Dün, Pakistan Başbakanı Han, Hindistan Başbakanı Modi’ye gönderdiği mektupta, "Güney Asya’da kalıcı bir barış ve istikrarın, Hindistan ve Pakistan arasındaki sorunların ve özellikle Keşmir meselesinin çözümüne bağlı olduğuna inanıyoruz." ifadelerine yer vermişti.
Han, Pakistan halkının aralarında Hindistan’ın da bulunduğu tüm komşularıyla barışçıl ve iş birlikçi ilişkiler arzuladığını belirtmişti.
Keşmir sorunu nedir?
İngiltere, 1947'de sömürge olarak yönettiği Hindistan'dan çekilirken o dönemde bir prenslik olan Keşmir, bağımsızlıklarını yeni kazanan Hindistan ya da Pakistan ile birleşme konusunda tercihle karşı karşıya kaldı.

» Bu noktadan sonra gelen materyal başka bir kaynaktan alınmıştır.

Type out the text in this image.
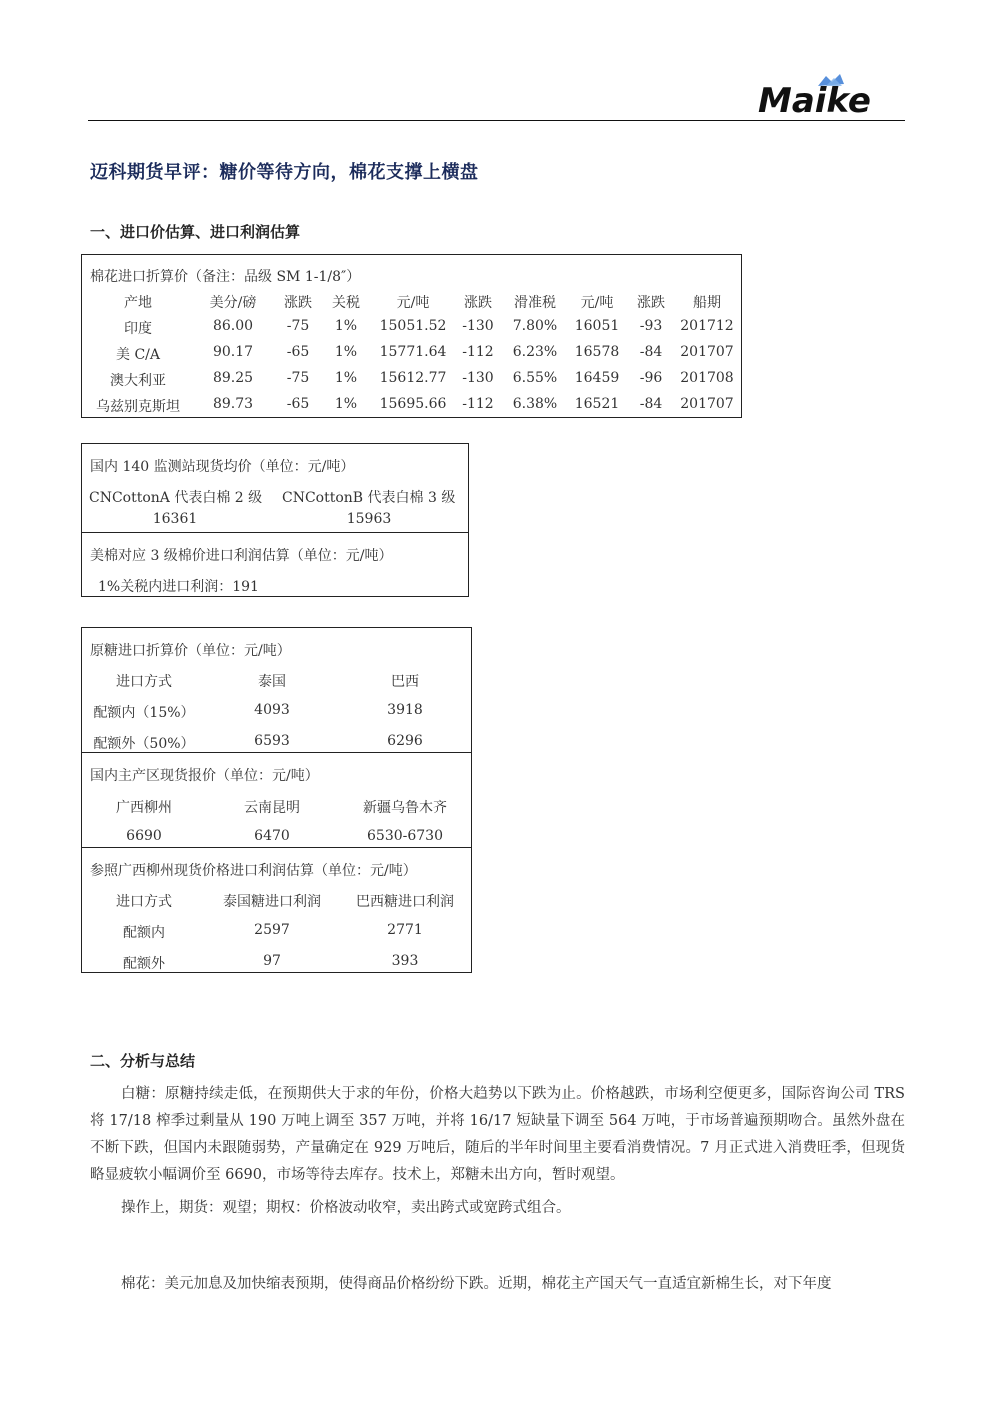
Maike
迈科期货早评：糖价等待方向，棉花支撑上横盘
一、进口价估算、进口利润估算
棉花进口折算价（备注：品级 SM 1-1/8″）
产地	美分/磅	涨跌	关税	元/吨	涨跌	滑准税	元/吨	涨跌	船期
印度	86.00	-75	1%	15051.52	-130	7.80%	16051	-93	201712
美 C/A	90.17	-65	1%	15771.64	-112	6.23%	16578	-84	201707
澳大利亚	89.25	-75	1%	15612.77	-130	6.55%	16459	-96	201708
乌兹别克斯坦	89.73	-65	1%	15695.66	-112	6.38%	16521	-84	201707
国内 140 监测站现货均价（单位：元/吨）
CNCottonA 代表白棉 2 级 CNCottonB 代表白棉 3 级
16361	15963
美棉对应 3 级棉价进口利润估算（单位：元/吨）
1%关税内进口利润：191
原糖进口折算价（单位：元/吨）
进口方式	泰国	巴西
配额内（15%）	4093	3918
配额外（50%）	6593	6296
国内主产区现货报价（单位：元/吨）
广西柳州	云南昆明	新疆乌鲁木齐
6690	6470	6530-6730
参照广西柳州现货价格进口利润估算（单位：元/吨）
进口方式	泰国糖进口利润	巴西糖进口利润
配额内	2597	2771
配额外	97	393
二、分析与总结
白糖：原糖持续走低，在预期供大于求的年份，价格大趋势以下跌为止。价格越跌，市场利空便更多，国际咨询公司 TRS 将 17/18 榨季过剩量从 190 万吨上调至 357 万吨，并将 16/17 短缺量下调至 564 万吨，于市场普遍预期吻合。虽然外盘在不断下跌，但国内未跟随弱势，产量确定在 929 万吨后，随后的半年时间里主要看消费情况。7 月正式进入消费旺季，但现货略显疲软小幅调价至 6690，市场等待去库存。技术上，郑糖未出方向，暂时观望。
操作上，期货：观望；期权：价格波动收窄，卖出跨式或宽跨式组合。
棉花：美元加息及加快缩表预期，使得商品价格纷纷下跌。近期，棉花主产国天气一直适宜新棉生长，对下年度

Nüfusunun yüzde 90'ı Müslüman olan Keşmir halkı, 1947'de Pakistan'a katılmaktan yana tavır alsa da dönemin prensi, Hindistan ile birleşmeye karar verdi.
Karara, Müslüman Keşmir halkı karşı çıktı. Pakistan ve Hindistan'ın bölgeye asker göndermesiyle taraflar 1947'de ilk kez savaştı. İki ülke arasında yine aynı nedenle 1965 ve 1999'da savaş çıktı.
Savaşların ardından sağlanan geçici ateşkes sonucunda Cammu Keşmir'in yüzde 45'i Hindistan'ın, yüzde 35'i Pakistan'ın kontrolünde kaldı. Bölgenin doğusundaki yüzde 20'lik bir kısım ise sınırdaş Çin'in hakimiyetine verildi.
Birleşmiş Milletler Güvenlik Konseyi (BMGK), 1948'den itibaren aldığı kararlarla Keşmir'in askerden arındırılmasını ve geleceğinin halk oyuyla belirlenmesini öngörüyor.
Hindistan, halk oylamasına karşı tutum benimserken Pakistan, BMGK kararlarının uygulanmasını istiyor.